When we buy a product, we “hire” it to help us do a job. If it does the job well, the next time we’re confronted with the same job, we hire that product again. If it does a poor job this time, we “fire” it and look for an alternative.
The 2 Assumptions
When you decide to adopt a Jobs to be Done approach, you work with simple assumptions that drive decision-making.
Customers buy a product to perform a specific task
A passenger doesn’t want a ride in a taxi, he wants to reach a place.
A construction worker doesn’t want to push a wheelbarrow, he wants to move material from here to there.
An accountant doesn’t want a computer program, she wants an easy method to calculate tax.
Tasks become the job to be done.
Tasks are the heart of strategies and innovations
Our products evolve over time, but the jobs to be done remain.
If the customer’s needs are always initially conceived as the JTBD, they remain stable and valid for longer periods. Companies can remain focused on outcome-driven innovation.
Jobs To Be Done Example
Imagine you have just taken a photograph, there are numerous potential jobs now
1) Capture this moment privately between two people, so we can look back on it fondly in years to come.
2) Embarrass a friend in front of another friend.
3) Get this photo backed up online, so I can point others to it.
4) Get a copy of this photo to my grandmother who doesn’t use computers.
5) Make this look cool and interesting. Like me. And then share it.
6) Get this edited and into my portfolio so people consider hiring me for future engagements.
In this case the products you could hire are Facebook, iPhoto, Instagram, Flickr. When you think about how many of these apps you use, you realise the job is the distinction here, not you.

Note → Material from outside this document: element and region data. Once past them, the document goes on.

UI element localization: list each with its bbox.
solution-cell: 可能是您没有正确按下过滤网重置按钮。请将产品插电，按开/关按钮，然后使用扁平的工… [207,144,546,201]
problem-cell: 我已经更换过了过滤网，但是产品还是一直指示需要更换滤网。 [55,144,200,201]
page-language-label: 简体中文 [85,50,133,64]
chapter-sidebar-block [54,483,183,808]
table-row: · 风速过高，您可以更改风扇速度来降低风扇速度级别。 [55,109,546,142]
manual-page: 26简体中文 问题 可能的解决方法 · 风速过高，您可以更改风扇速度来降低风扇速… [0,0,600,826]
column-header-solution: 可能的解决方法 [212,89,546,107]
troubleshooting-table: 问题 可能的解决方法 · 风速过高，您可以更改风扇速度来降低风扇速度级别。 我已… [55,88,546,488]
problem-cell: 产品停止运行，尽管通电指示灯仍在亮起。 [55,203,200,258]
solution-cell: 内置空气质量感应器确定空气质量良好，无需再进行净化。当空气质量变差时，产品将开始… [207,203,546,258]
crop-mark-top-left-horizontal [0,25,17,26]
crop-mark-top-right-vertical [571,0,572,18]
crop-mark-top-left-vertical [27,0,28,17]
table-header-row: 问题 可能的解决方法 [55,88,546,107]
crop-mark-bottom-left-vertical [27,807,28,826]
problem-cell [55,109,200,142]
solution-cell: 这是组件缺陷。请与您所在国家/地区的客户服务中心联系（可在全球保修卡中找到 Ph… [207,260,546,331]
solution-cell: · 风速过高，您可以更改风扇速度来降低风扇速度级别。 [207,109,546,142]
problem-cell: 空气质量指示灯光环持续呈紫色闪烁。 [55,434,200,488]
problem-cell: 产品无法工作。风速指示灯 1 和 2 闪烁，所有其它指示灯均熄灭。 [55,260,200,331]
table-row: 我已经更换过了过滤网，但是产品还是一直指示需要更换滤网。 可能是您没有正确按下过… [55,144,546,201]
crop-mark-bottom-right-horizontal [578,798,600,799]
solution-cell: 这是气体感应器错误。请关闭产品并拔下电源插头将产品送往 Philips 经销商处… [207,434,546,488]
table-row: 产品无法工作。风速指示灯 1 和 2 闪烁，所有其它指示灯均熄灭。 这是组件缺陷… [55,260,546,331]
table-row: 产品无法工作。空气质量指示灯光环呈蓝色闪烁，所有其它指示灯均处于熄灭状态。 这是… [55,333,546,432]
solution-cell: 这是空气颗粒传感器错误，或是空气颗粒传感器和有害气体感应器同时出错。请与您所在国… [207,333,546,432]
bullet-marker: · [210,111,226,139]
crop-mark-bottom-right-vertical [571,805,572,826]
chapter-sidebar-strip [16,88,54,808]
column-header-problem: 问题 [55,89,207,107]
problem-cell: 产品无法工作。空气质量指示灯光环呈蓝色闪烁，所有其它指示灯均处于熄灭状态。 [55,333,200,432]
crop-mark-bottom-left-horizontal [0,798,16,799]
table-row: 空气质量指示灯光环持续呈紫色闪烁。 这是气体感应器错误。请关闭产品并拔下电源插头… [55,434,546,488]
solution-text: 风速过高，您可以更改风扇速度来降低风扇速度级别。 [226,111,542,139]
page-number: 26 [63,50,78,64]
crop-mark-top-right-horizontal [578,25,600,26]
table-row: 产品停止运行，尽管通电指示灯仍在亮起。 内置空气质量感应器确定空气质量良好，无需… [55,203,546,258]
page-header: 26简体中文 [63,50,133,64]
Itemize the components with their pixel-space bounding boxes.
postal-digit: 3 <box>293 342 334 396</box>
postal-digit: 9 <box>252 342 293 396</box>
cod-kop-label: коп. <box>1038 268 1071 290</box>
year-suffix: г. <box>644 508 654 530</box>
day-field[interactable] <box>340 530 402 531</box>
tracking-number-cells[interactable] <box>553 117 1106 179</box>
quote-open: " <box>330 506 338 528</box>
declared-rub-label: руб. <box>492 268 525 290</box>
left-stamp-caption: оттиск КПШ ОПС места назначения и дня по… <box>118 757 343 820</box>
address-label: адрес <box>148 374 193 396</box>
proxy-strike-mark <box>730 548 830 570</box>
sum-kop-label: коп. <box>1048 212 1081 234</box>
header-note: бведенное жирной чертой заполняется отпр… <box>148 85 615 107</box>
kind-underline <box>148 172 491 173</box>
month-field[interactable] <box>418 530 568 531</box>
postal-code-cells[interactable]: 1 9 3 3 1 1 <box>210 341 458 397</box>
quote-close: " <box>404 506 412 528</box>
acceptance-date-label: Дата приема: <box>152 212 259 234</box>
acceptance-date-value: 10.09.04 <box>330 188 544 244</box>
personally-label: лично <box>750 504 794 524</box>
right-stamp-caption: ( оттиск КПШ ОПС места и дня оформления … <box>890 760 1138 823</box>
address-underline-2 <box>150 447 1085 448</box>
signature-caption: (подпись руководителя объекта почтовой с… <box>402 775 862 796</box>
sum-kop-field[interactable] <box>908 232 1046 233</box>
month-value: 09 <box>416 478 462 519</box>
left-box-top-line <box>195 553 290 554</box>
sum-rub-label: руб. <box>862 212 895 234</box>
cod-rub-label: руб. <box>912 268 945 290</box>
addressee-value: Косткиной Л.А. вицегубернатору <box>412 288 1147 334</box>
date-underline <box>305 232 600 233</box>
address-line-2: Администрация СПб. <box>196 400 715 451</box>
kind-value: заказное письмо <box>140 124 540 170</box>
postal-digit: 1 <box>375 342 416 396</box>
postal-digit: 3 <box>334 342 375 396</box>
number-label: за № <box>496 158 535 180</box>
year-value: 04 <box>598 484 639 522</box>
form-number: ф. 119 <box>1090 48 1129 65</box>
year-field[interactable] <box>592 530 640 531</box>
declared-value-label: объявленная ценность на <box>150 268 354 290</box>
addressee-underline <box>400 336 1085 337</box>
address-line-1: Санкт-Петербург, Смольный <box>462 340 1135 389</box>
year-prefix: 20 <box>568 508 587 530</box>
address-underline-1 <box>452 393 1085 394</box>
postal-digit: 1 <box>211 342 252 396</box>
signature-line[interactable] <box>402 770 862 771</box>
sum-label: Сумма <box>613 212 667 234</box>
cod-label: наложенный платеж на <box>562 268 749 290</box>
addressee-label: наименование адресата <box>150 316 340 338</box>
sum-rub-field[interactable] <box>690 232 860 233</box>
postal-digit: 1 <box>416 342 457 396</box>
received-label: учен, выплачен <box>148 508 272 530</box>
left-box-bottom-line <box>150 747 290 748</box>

Focusing on the job rather than the persona helps highlight how features like red-eye reduction, multiple photo sizes, or filter effects are only useful for certain jobs
Desired Outcome Statement
|Direction Of |
|Metric||Object Of Control|
|Minimise||Time it takes||Songs|
Listening to music
Example “Hiring” an iPod
The user experience is tailored to do the job of helping you feel motivated when you go running. The iPod is smaller than a CD player, easier to use, and it allows you to have more than one CDs worth of songs on your playlist. You don’t have to listen to the same music over and over again or change a CD.
Feature: 5 GB Storage
Benefit: 1,000 songs your pocket
Context: When you go running
Job to be done: You want to motivate yourself with music
System of Progress
All customers journey through the same System of Progress
According to JTBD theory, the journey for progress includes four touch-points:
The customer imagines a better life solution — a “new me”
The customer searches for and chooses a solution
The customer uses the solution in order to start making progress
The customer realises the “new me”
Forces of Progress
Anxiety force reduces progress. There are 2 types of anxieties for customer jobs:
- Anxiety in Choice (I will choose the wrong product)
- Anxiety in Use (the product won’t work the way I expect)
Inertia force reduces progress – a tendency to do nothing or remain unchanged.
There are two types of inertia’s for customer jobs:
- Habits in Choice (I will choose products that I always have)
- Habits in Use (I will use products that I always have)
Push force improves progress
It is signified by a need to change. There are both internal (e.g. motivation for progress) and external (e.g. life forcing someone to change) pushes.
Pull force improves progress and it is signified by an aspiration or ideal that someone is in pursuit of (e.g. a better life).